A proposed manufactured home project for Cumberland will now likely roll out in two phases.
Council considered a development permit and variance request at its April 11 meeting for the project slated for 3025 Royston Rd. It had gone before the village’s advisory planning commission (APC) for comment after it first came to council.
“There have been some changes to the proposed development since the initial council meeting and the APC meeting,” planner Meleana Searle told council.
Initially, when this came before council earlier this year, the plan was for 56 homes to be built in one phase, but now it will be broken into two, the first with 24 and the second with 32. The change was prompted by some secondary access issues, which the applicant was said to be working on to make feasible. For the second access, the applicant is proposing to provide an eight-metre emergency access to the Trent River Main.
“Phase two of the manufactured home park permit would be conditional on these easements,” Searle said. “It would come back before council as an amendment to the original permit.”

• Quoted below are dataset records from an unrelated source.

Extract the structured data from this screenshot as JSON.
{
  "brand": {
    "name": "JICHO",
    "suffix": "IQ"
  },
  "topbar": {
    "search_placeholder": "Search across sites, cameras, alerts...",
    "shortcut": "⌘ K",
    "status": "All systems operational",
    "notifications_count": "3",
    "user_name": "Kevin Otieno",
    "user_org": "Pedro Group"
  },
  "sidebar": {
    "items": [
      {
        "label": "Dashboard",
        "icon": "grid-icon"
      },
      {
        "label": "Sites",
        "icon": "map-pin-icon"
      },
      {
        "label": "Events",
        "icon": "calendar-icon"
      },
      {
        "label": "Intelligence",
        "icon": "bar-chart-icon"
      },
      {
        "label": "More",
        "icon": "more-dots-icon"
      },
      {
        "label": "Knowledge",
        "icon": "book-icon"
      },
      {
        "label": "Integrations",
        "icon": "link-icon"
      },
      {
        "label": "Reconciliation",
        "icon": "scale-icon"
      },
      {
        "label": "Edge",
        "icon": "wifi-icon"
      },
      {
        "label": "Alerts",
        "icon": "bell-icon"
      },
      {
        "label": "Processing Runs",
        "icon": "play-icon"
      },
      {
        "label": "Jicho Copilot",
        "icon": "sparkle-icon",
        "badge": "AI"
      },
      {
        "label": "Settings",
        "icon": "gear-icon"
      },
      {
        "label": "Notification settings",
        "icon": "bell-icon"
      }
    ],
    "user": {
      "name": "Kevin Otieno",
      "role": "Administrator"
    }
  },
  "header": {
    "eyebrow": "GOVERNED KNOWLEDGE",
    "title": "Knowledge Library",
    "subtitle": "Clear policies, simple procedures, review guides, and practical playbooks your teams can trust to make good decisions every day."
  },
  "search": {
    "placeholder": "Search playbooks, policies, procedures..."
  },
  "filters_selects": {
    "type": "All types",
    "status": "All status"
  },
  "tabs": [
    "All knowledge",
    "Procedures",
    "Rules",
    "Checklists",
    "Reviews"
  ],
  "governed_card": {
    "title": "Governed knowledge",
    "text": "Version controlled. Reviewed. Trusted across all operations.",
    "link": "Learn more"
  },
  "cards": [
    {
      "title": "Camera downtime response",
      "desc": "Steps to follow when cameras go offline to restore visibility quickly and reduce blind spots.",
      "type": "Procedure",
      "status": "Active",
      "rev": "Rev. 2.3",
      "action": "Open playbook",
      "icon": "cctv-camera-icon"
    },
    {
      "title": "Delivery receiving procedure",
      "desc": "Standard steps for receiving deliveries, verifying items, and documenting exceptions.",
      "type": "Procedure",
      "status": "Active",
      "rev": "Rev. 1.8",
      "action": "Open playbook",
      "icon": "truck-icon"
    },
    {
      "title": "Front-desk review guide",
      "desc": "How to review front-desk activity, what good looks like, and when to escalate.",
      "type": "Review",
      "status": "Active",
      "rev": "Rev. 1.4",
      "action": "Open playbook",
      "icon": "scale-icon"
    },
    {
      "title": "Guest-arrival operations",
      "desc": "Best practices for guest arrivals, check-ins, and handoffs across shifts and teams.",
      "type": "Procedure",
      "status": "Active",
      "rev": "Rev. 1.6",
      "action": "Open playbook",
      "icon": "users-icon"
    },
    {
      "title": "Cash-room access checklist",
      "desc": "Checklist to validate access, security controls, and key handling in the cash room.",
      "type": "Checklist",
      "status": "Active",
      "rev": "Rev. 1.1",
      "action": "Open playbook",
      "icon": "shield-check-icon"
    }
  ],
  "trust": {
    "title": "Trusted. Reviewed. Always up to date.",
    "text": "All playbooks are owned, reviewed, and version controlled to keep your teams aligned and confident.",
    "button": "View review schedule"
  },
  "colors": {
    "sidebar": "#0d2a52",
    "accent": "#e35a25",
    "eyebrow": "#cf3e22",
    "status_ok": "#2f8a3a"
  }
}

The development permit request was to cover the construction of the 24-unit phase, while development variance permit was for reducing the primary access road width from eight metres down to 6.5 metres.
One of the concerns in the last couple of months was stormwater management, especially with the wastewater plant nearby. Coun. Vickey Brown pointed out current stormwater management plans may not go far enough in light of more recent extreme weather events and the possibility these will become more regular.
“The stormwater management plan actually only looks at 25-year storm events,” she said. “I’m quite sure that we’re getting 100-year storm events on a fairly regular basis now.”
Council members also had questions about fencing, trail connectivity and park areas.
Brown made a successful motion for council to approve the development and the variance permit. Council also passed her subsequent motion to ask staff prepare a report to update bylaws to require stormwater plans to take into 100-year storm events account, including climate change impact as part of this.